The 2017 Digital Economy and Society Index shows that the EU is making progress but the gap between top digital players and lower-performing countries is still too wide. More efforts and investments are needed to make the most of the Digital Single Market. The use of e-government as a tool to fight corruption is still overlooked.
The European Commission published last week (3 March) the results of the 2017 Digital Economy and Society Index (DESI) on the performance of the 28 Member States in a wide range of areas, from connectivity and digital skills to the digitisation of businesses and public services.
“Europe is gradually becoming more digital but many countries need to step up their efforts. All Member States should invest more to fully benefit from the Digital Single Market,” said Andrus Ansip, Vice-President for the Digital Single Market. “We do not want a two-speed digital Europe. We should work together to make the EU a digital world leader.”
DESI is a composite index published every year by the European Commission, measuring progress of EU countries towards a digital economy and society. It brings together a set of relevant indicators in five policy areas on Europe’s current digital policy mix.
|Connectivity||Fixed broadband, mobile broadband, broadband speed and prices|
|Human capital||Basic skills and internet use, advanced skills and development|
|Use of internet||Citizens’ use of content, communication and online transactions|
|Integration of digital technology||Business digitisation and e-commerce|
|Digital public services||e-government|
Three clusters of Member States were created based on the DESI score.
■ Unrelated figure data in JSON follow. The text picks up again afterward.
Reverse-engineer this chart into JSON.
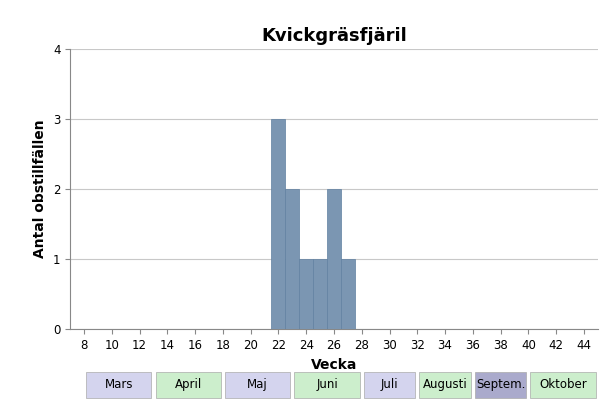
{
  "title": "Kvickgräsfjäril",
  "xlabel": "Vecka",
  "ylabel": "Antal obstillfällen",
  "xlim": [
    7,
    45
  ],
  "ylim": [
    0,
    4
  ],
  "xticks": [
    8,
    10,
    12,
    14,
    16,
    18,
    20,
    22,
    24,
    26,
    28,
    30,
    32,
    34,
    36,
    38,
    40,
    42,
    44
  ],
  "yticks": [
    0,
    1,
    2,
    3,
    4
  ],
  "bar_data": {
    "22": 3,
    "23": 2,
    "24": 1,
    "25": 1,
    "26": 2,
    "27": 1
  },
  "bar_color": "#7b96b2",
  "bar_edgecolor": "#6080a0",
  "grid_color": "#c8c8c8",
  "bg_color": "#ffffff",
  "plot_bg_color": "#ffffff",
  "month_labels": [
    {
      "text": "Mars",
      "x_start": 8,
      "x_end": 13,
      "color": "#d4d4ee"
    },
    {
      "text": "April",
      "x_start": 13,
      "x_end": 18,
      "color": "#cceecc"
    },
    {
      "text": "Maj",
      "x_start": 18,
      "x_end": 23,
      "color": "#d4d4ee"
    },
    {
      "text": "Juni",
      "x_start": 23,
      "x_end": 28,
      "color": "#cceecc"
    },
    {
      "text": "Juli",
      "x_start": 28,
      "x_end": 32,
      "color": "#d4d4ee"
    },
    {
      "text": "Augusti",
      "x_start": 32,
      "x_end": 36,
      "color": "#cceecc"
    },
    {
      "text": "Septem.",
      "x_start": 36,
      "x_end": 40,
      "color": "#aaaacc"
    },
    {
      "text": "Oktober",
      "x_start": 40,
      "x_end": 45,
      "color": "#cceecc"
    }
  ],
  "title_fontsize": 13,
  "axis_label_fontsize": 10,
  "tick_fontsize": 8.5,
  "month_fontsize": 8.5
}
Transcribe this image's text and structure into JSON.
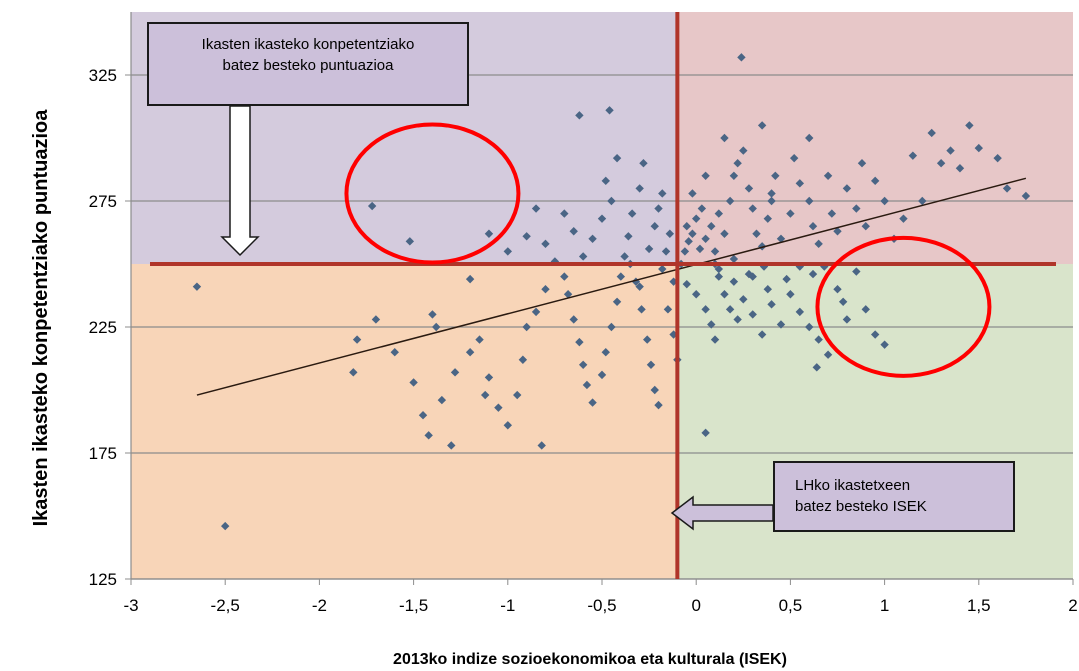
{
  "chart_data": {
    "type": "scatter",
    "xlabel": "2013ko indize sozioekonomikoa eta kulturala (ISEK)",
    "ylabel": "Ikasten ikasteko konpetentziako puntuazioa",
    "xlim": [
      -3,
      2
    ],
    "ylim": [
      125,
      350
    ],
    "x_ticks": [
      "-3",
      "-2,5",
      "-2",
      "-1,5",
      "-1",
      "-0,5",
      "0",
      "0,5",
      "1",
      "1,5",
      "2"
    ],
    "y_ticks": [
      "125",
      "175",
      "225",
      "275",
      "325"
    ],
    "grid": "horizontal",
    "reference_lines": {
      "mean_isek": -0.1,
      "mean_score": 250
    },
    "trendline": [
      [
        -2.65,
        198
      ],
      [
        1.75,
        284
      ]
    ],
    "quadrant_colors": {
      "top_left": "#d4cbdd",
      "top_right": "#e7c7c8",
      "bottom_left": "#f8d5b8",
      "bottom_right": "#d9e4cb"
    },
    "reference_line_color": "#b0352a",
    "marker_color": "#4a6585",
    "annotations": [
      {
        "id": "mean-score",
        "lines": [
          "Ikasten ikasteko konpetentziako",
          "batez besteko puntuazioa"
        ]
      },
      {
        "id": "mean-isek",
        "lines": [
          "LHko ikastetxeen",
          "batez besteko ISEK"
        ]
      }
    ],
    "highlight_circles": [
      {
        "x": -1.4,
        "y": 278
      },
      {
        "x": 1.1,
        "y": 233
      }
    ],
    "points": [
      [
        -2.65,
        241
      ],
      [
        -2.5,
        146
      ],
      [
        -1.72,
        273
      ],
      [
        -1.52,
        259
      ],
      [
        -1.8,
        220
      ],
      [
        -1.7,
        228
      ],
      [
        -1.82,
        207
      ],
      [
        -1.6,
        215
      ],
      [
        -1.5,
        203
      ],
      [
        -1.45,
        190
      ],
      [
        -1.42,
        182
      ],
      [
        -1.35,
        196
      ],
      [
        -1.3,
        178
      ],
      [
        -1.28,
        207
      ],
      [
        -1.4,
        230
      ],
      [
        -1.38,
        225
      ],
      [
        -1.2,
        215
      ],
      [
        -1.15,
        220
      ],
      [
        -1.1,
        205
      ],
      [
        -1.12,
        198
      ],
      [
        -1.05,
        193
      ],
      [
        -1.0,
        186
      ],
      [
        -0.95,
        198
      ],
      [
        -0.92,
        212
      ],
      [
        -0.9,
        225
      ],
      [
        -0.85,
        231
      ],
      [
        -0.82,
        178
      ],
      [
        -0.8,
        240
      ],
      [
        -1.2,
        244
      ],
      [
        -1.1,
        262
      ],
      [
        -1.0,
        255
      ],
      [
        -0.9,
        261
      ],
      [
        -0.85,
        272
      ],
      [
        -0.8,
        258
      ],
      [
        -0.75,
        251
      ],
      [
        -0.7,
        245
      ],
      [
        -0.68,
        238
      ],
      [
        -0.65,
        228
      ],
      [
        -0.62,
        219
      ],
      [
        -0.6,
        210
      ],
      [
        -0.58,
        202
      ],
      [
        -0.55,
        195
      ],
      [
        -0.5,
        206
      ],
      [
        -0.48,
        215
      ],
      [
        -0.45,
        225
      ],
      [
        -0.42,
        235
      ],
      [
        -0.4,
        245
      ],
      [
        -0.38,
        253
      ],
      [
        -0.36,
        261
      ],
      [
        -0.34,
        270
      ],
      [
        -0.3,
        280
      ],
      [
        -0.28,
        290
      ],
      [
        -0.32,
        243
      ],
      [
        -0.29,
        232
      ],
      [
        -0.26,
        220
      ],
      [
        -0.24,
        210
      ],
      [
        -0.22,
        200
      ],
      [
        -0.2,
        194
      ],
      [
        -0.18,
        248
      ],
      [
        -0.16,
        255
      ],
      [
        -0.14,
        262
      ],
      [
        -0.12,
        243
      ],
      [
        -0.15,
        232
      ],
      [
        -0.12,
        222
      ],
      [
        -0.1,
        212
      ],
      [
        -0.25,
        256
      ],
      [
        -0.22,
        265
      ],
      [
        -0.2,
        272
      ],
      [
        -0.18,
        278
      ],
      [
        -0.3,
        241
      ],
      [
        -0.35,
        250
      ],
      [
        -0.55,
        260
      ],
      [
        -0.5,
        268
      ],
      [
        -0.45,
        275
      ],
      [
        -0.6,
        253
      ],
      [
        -0.65,
        263
      ],
      [
        -0.7,
        270
      ],
      [
        -0.48,
        283
      ],
      [
        -0.42,
        292
      ],
      [
        -0.46,
        311
      ],
      [
        -0.62,
        309
      ],
      [
        -0.08,
        250
      ],
      [
        -0.06,
        255
      ],
      [
        -0.04,
        259
      ],
      [
        -0.02,
        262
      ],
      [
        0.0,
        268
      ],
      [
        0.02,
        256
      ],
      [
        0.05,
        260
      ],
      [
        0.08,
        265
      ],
      [
        0.1,
        255
      ],
      [
        0.12,
        270
      ],
      [
        0.15,
        262
      ],
      [
        0.18,
        275
      ],
      [
        0.2,
        285
      ],
      [
        0.22,
        290
      ],
      [
        0.24,
        332
      ],
      [
        0.25,
        295
      ],
      [
        0.28,
        280
      ],
      [
        0.3,
        272
      ],
      [
        0.32,
        262
      ],
      [
        0.35,
        257
      ],
      [
        0.38,
        268
      ],
      [
        0.4,
        278
      ],
      [
        0.42,
        285
      ],
      [
        0.45,
        260
      ],
      [
        0.5,
        270
      ],
      [
        0.52,
        292
      ],
      [
        0.55,
        282
      ],
      [
        0.6,
        275
      ],
      [
        0.62,
        265
      ],
      [
        0.65,
        258
      ],
      [
        0.7,
        285
      ],
      [
        0.72,
        270
      ],
      [
        0.75,
        263
      ],
      [
        0.8,
        280
      ],
      [
        0.85,
        272
      ],
      [
        0.88,
        290
      ],
      [
        0.9,
        265
      ],
      [
        0.95,
        283
      ],
      [
        1.0,
        275
      ],
      [
        1.05,
        260
      ],
      [
        1.1,
        268
      ],
      [
        1.15,
        293
      ],
      [
        1.2,
        275
      ],
      [
        1.25,
        302
      ],
      [
        1.3,
        290
      ],
      [
        1.35,
        295
      ],
      [
        1.4,
        288
      ],
      [
        1.45,
        305
      ],
      [
        1.5,
        296
      ],
      [
        1.6,
        292
      ],
      [
        1.65,
        280
      ],
      [
        1.75,
        277
      ],
      [
        -0.05,
        242
      ],
      [
        0.0,
        238
      ],
      [
        0.05,
        232
      ],
      [
        0.08,
        226
      ],
      [
        0.1,
        220
      ],
      [
        0.12,
        245
      ],
      [
        0.15,
        238
      ],
      [
        0.18,
        232
      ],
      [
        0.2,
        243
      ],
      [
        0.22,
        228
      ],
      [
        0.25,
        236
      ],
      [
        0.28,
        246
      ],
      [
        0.3,
        230
      ],
      [
        0.35,
        222
      ],
      [
        0.38,
        240
      ],
      [
        0.4,
        234
      ],
      [
        0.45,
        226
      ],
      [
        0.48,
        244
      ],
      [
        0.5,
        238
      ],
      [
        0.55,
        231
      ],
      [
        0.6,
        225
      ],
      [
        0.62,
        246
      ],
      [
        0.65,
        220
      ],
      [
        0.7,
        214
      ],
      [
        0.75,
        240
      ],
      [
        0.78,
        235
      ],
      [
        0.8,
        228
      ],
      [
        0.85,
        247
      ],
      [
        0.9,
        232
      ],
      [
        0.95,
        222
      ],
      [
        1.0,
        218
      ],
      [
        0.05,
        183
      ],
      [
        0.64,
        209
      ],
      [
        0.3,
        245
      ],
      [
        0.1,
        250
      ],
      [
        0.2,
        252
      ],
      [
        -0.05,
        265
      ],
      [
        0.03,
        272
      ],
      [
        0.12,
        248
      ],
      [
        0.36,
        249
      ],
      [
        0.55,
        249
      ],
      [
        0.68,
        249
      ],
      [
        0.15,
        300
      ],
      [
        0.35,
        305
      ],
      [
        0.4,
        275
      ],
      [
        0.6,
        300
      ],
      [
        0.05,
        285
      ],
      [
        -0.02,
        278
      ]
    ]
  }
}
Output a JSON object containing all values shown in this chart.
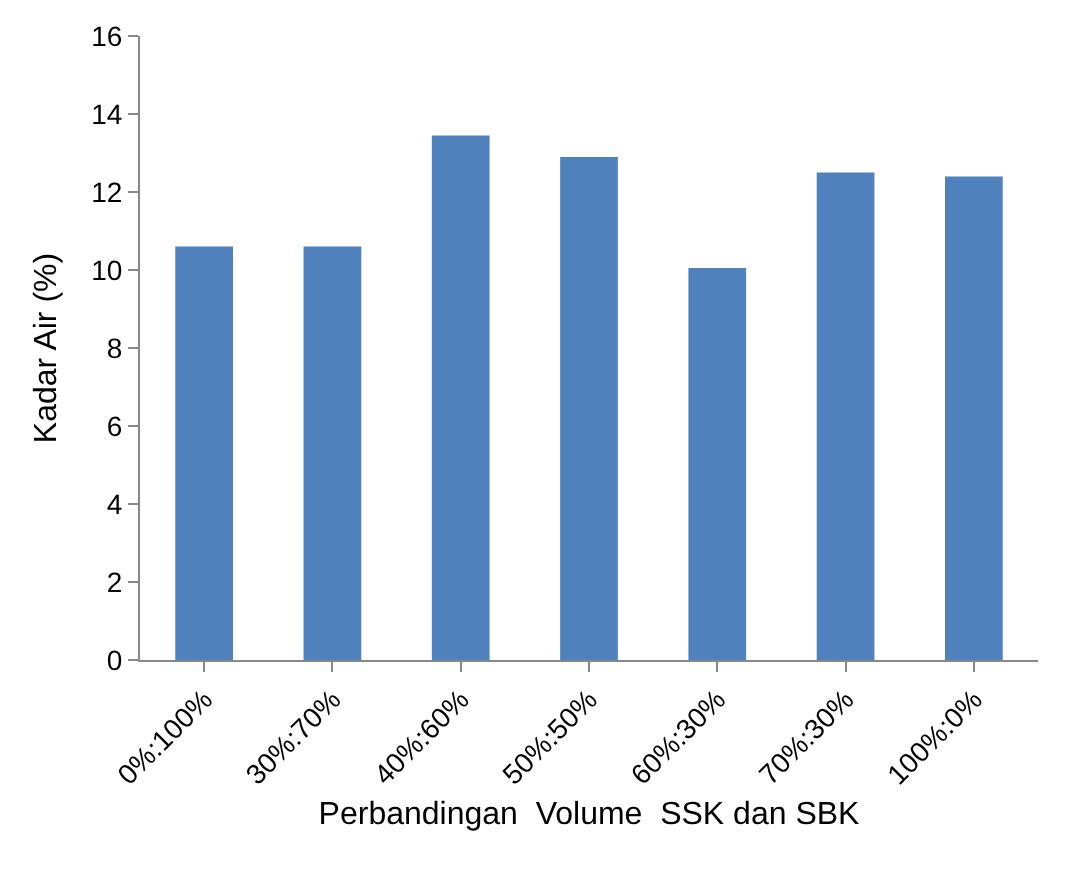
{
  "chart_data": {
    "type": "bar",
    "categories": [
      "0%:100%",
      "30%:70%",
      "40%:60%",
      "50%:50%",
      "60%:30%",
      "70%:30%",
      "100%:0%"
    ],
    "values": [
      10.6,
      10.6,
      13.45,
      12.9,
      10.05,
      12.5,
      12.4
    ],
    "color": "#4f81bd",
    "xlabel": "Perbandingan  Volume  SSK dan SBK",
    "ylabel": "Kadar Air (%)",
    "ylim": [
      0,
      16
    ],
    "yticks": [
      0,
      2,
      4,
      6,
      8,
      10,
      12,
      14,
      16
    ],
    "grid": false
  }
}
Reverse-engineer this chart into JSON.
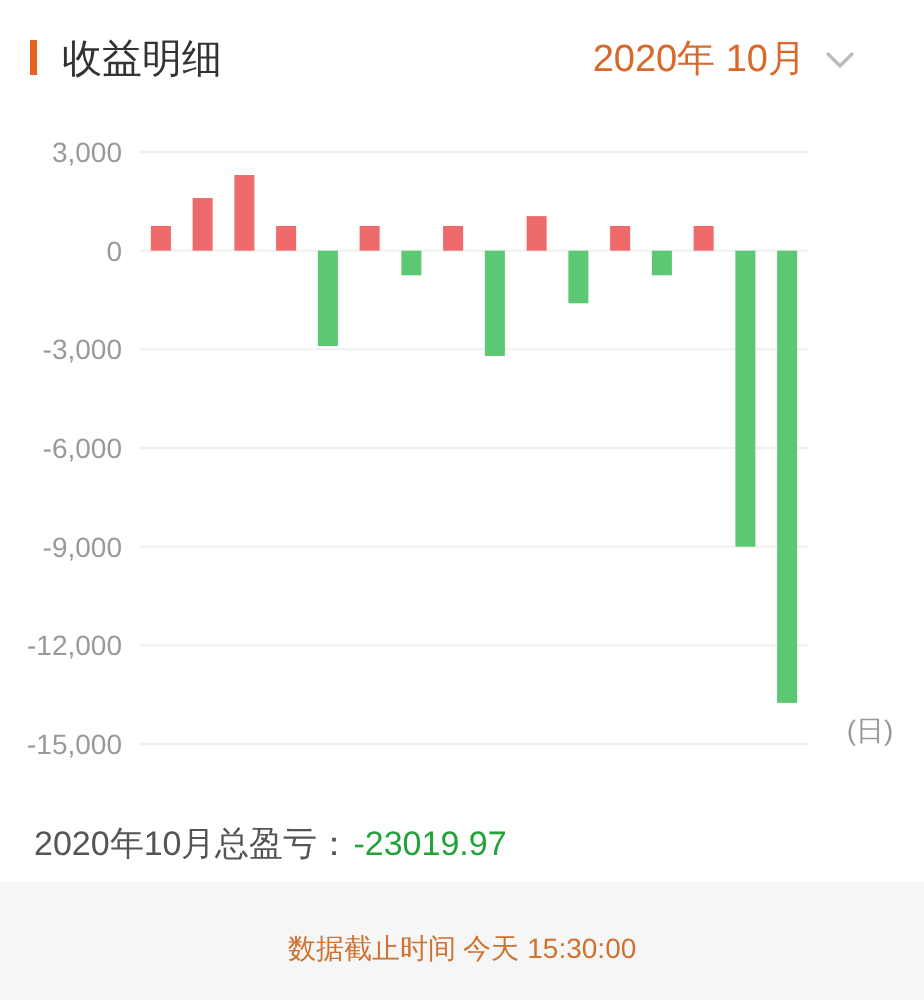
{
  "chart_data": {
    "type": "bar",
    "title": "收益明细",
    "subtitle": "2020年 10月",
    "xlabel": "(日)",
    "categories": [
      null,
      null,
      null,
      null,
      null,
      null,
      null,
      null,
      null,
      null,
      null,
      null,
      null,
      null,
      null,
      null
    ],
    "values": [
      750,
      1600,
      2300,
      750,
      -2900,
      750,
      -750,
      750,
      -3200,
      1050,
      -1600,
      750,
      -750,
      750,
      -9000,
      -13750
    ],
    "colors": [
      "#ef6b6b",
      "#ef6b6b",
      "#ef6b6b",
      "#ef6b6b",
      "#5cc874",
      "#ef6b6b",
      "#5cc874",
      "#ef6b6b",
      "#5cc874",
      "#ef6b6b",
      "#5cc874",
      "#ef6b6b",
      "#5cc874",
      "#ef6b6b",
      "#5cc874",
      "#5cc874"
    ],
    "ylim": [
      -15000,
      3000
    ],
    "yticks": [
      {
        "value": 3000,
        "label": "3,000"
      },
      0,
      {
        "value": -3000,
        "label": "-3,000"
      },
      {
        "value": -6000,
        "label": "-6,000"
      },
      {
        "value": -9000,
        "label": "-9,000"
      },
      {
        "value": -12000,
        "label": "-12,000"
      },
      {
        "value": -15000,
        "label": "-15,000"
      }
    ],
    "grid": "y",
    "annotations": [
      "2020年10月总盈亏：",
      "-23019.97",
      "数据截止时间 今天 15:30:00"
    ]
  }
}
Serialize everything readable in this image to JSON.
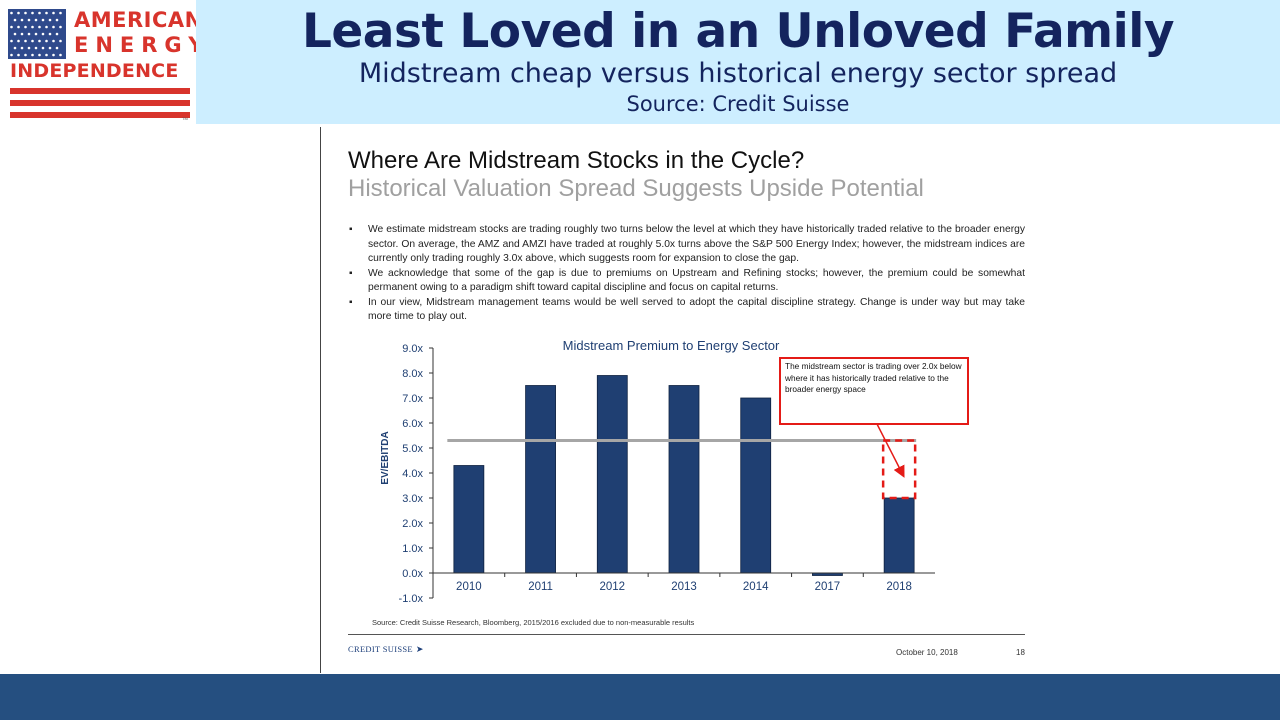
{
  "header": {
    "title": "Least Loved in an Unloved Family",
    "subtitle": "Midstream cheap versus historical energy sector spread",
    "source": "Source: Credit Suisse"
  },
  "logo": {
    "line1": "AMERICAN",
    "line2": "ENERGY",
    "line3": "INDEPENDENCE",
    "tm": "TM"
  },
  "slide": {
    "title": "Where Are Midstream Stocks in the Cycle?",
    "subtitle": "Historical Valuation Spread Suggests Upside Potential",
    "bullets": [
      "We estimate midstream stocks are trading roughly two turns below the level at which they have historically traded relative to the broader energy sector. On average, the AMZ and AMZI have traded at roughly 5.0x turns above the S&P 500 Energy Index; however, the midstream indices are currently only trading roughly 3.0x above, which suggests room for expansion to close the gap.",
      "We acknowledge that some of the gap is due to premiums on Upstream and Refining stocks; however, the premium could be somewhat permanent owing to a paradigm shift toward capital discipline and focus on capital returns.",
      "In our view, Midstream management teams would be well served to adopt the capital discipline strategy. Change is under way but may take more time to play out."
    ],
    "footnote": "Source: Credit Suisse Research, Bloomberg, 2015/2016 excluded due to non-measurable results",
    "brand": "CREDIT SUISSE",
    "date": "October 10, 2018",
    "page": "18"
  },
  "chart_data": {
    "type": "bar",
    "title": "Midstream Premium to Energy Sector",
    "ylabel": "EV/EBITDA",
    "xlabel": "",
    "categories": [
      "2010",
      "2011",
      "2012",
      "2013",
      "2014",
      "2017",
      "2018"
    ],
    "values": [
      4.3,
      7.5,
      7.9,
      7.5,
      7.0,
      -0.1,
      3.0
    ],
    "average_line": 5.3,
    "ylim": [
      -1.0,
      9.0
    ],
    "yticks": [
      "-1.0x",
      "0.0x",
      "1.0x",
      "2.0x",
      "3.0x",
      "4.0x",
      "5.0x",
      "6.0x",
      "7.0x",
      "8.0x",
      "9.0x"
    ],
    "annotation": "The midstream sector is trading over 2.0x below where it has historically traded relative to the broader energy space",
    "legend": "none",
    "grid": false,
    "colors": {
      "bar": "#1f3f72",
      "average": "#a6a6a6",
      "callout": "#e41b17",
      "title": "#1f3f72"
    }
  }
}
High performing countries are the 9 EU Member States with the highest DESI score. These are Denmark, Finland, Sweden, the Netherlands, Luxembourg, Belgium, the United Kingdom, Ireland and Estonia.
Medium performing countries have close to average DESI scores. These are Austria, Germany, Malta, Lithuania, Spain, Portugal, France, Slovenia, the Czech Republic and Latvia.
Low performing countries are the 9 Member States at the bottom of the list. These are Slovakia, Hungary, Cyprus, Poland, Croatia, Italy, Greece, Bulgaria and Romania.
European champions in Digital Public Services in 2016 are Estonia, Finland and the Netherlands. This dimension measures the digitisation of public services, focusing on e-government.
E-government can lead to efficiency gains for the public administration and to the delivery of better services for citizens and enterprises. However, only 34% of internet users submit forms to their public administration online instead of handing in a paper copy.
E-government promotes transparency and accountability in the public administration. The information published on websites enables citizens to held officials and politicians accountable. It enables citizens to track their applications to public bodies and provides them with input for more informed decisions.
What the European Commission seems to have overlooked is that e-government can also be used as a tool for reducing the risk of administrative (petty) corruption in the daily interactions between civil servants and citizens or enterprises. This can be done by putting basic public services on-line, thereby cutting the connection between corrupt civil servants and the public.